Twitter is a crazy thing–little blue birdie…tweet, tweet, tweet.

Why do we even do it (tweet)?

Here are the “4 Stages of Getting Twitter” (Credit: Andfaraway):
  • Stage 1–It starts with utmost skepticism and even denigrating the tool (e.g. it’s stupid, dumb, a time-waster…)
  • Stage 2–Then it moves to well why don’t I just try it and see what all the commotion is all about–maybe I’ll like it?
  • Stage 3–As the interaction with others (RT’s, @’s and messages) start to flow, you have the ah ha moment–I can communicate with just about anyone, globally!
  • Stage 4–I like this (can anyone say addiction!). I can share, collaborate, influence–way beyond my traditional boundaries. This is amazing–this is almost miraculous.
Here are some other things I like about Twitter:

1) Like a journal, it’s a way to capture your thoughts, experiences, feelings, likes/dislikes. (One thing I don’t like about Twitter is there is no good way that I know of to archive or print them–I hope they fix this, please).

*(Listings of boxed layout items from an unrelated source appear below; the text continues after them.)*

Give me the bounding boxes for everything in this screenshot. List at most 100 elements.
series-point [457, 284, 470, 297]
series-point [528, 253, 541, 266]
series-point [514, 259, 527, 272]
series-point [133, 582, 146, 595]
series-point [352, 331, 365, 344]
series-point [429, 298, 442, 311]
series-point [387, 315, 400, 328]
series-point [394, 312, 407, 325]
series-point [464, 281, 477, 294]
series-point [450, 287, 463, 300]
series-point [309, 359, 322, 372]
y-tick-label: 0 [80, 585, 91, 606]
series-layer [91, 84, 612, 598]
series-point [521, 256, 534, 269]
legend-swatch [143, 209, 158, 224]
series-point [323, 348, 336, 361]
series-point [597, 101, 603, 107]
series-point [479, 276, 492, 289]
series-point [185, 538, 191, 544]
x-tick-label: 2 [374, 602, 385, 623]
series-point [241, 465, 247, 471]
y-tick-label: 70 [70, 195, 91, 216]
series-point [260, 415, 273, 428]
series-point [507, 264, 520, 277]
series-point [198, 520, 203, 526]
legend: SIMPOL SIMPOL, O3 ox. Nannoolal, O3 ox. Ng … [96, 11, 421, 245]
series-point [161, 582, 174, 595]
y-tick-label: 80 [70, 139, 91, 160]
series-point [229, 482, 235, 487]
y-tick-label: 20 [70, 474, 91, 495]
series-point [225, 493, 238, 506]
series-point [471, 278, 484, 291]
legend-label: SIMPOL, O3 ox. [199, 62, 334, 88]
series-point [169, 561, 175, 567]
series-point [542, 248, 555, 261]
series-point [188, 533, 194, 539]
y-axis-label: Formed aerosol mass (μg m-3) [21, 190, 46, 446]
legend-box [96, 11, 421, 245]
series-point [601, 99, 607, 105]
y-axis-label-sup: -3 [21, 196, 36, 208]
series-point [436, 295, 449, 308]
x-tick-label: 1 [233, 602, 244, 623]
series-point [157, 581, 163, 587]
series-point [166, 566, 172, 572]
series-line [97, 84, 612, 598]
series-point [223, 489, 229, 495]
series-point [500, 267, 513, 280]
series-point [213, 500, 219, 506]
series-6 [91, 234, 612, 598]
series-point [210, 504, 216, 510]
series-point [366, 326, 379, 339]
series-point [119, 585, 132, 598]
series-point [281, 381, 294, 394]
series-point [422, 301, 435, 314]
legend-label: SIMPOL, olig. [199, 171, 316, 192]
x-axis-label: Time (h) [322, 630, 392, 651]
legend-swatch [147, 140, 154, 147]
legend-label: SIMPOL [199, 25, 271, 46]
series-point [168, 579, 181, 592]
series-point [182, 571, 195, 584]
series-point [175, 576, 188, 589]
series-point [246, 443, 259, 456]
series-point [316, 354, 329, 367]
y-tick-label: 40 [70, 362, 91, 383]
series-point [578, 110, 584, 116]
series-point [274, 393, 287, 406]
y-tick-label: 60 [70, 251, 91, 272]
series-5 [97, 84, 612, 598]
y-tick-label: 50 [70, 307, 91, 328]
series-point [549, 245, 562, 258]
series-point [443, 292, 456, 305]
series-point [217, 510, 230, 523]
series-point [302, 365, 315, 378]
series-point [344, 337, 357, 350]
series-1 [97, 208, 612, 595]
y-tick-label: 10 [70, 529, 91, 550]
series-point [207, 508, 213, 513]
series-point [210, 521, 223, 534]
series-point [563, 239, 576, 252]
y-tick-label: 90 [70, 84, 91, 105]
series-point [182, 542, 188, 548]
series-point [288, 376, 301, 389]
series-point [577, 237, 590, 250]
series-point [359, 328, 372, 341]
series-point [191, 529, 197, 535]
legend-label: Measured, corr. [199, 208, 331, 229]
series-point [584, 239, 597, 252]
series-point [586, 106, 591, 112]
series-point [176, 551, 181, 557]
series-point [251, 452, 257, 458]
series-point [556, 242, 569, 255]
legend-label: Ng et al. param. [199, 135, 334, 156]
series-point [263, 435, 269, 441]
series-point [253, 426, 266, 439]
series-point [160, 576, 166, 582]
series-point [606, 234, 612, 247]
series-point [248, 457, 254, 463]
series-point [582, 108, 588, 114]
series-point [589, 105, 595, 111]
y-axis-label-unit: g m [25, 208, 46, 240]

2) Another thing about Twitter (and Blogger and Wikipedia for that matter)…I imagine sometimes that this is an incredible social time capsule (i.e. knowledge repository) that we are putting together (almost unknowingly) that will carry humankind forward past any future natural or man-made disasters. Years ago, people would bury a few mementos in a treasure chest or something, as a time capsule, and what a find this would be for people years later when they would open it up and learn firsthand what life was like “those days.” Now, imagine the treasure trove of the exabytes of information contributed to by hundreds of millions people from around the world. What is also fascinating to me is that people contribute enormous amounts of their time and energy and all for free–hey, this is even less than what Amazon’s Mechanical Turks could do this for! 🙂

Clearly, people want to express themselves and connect with others–and social media gives ever new meaning to this beyond physical space and time.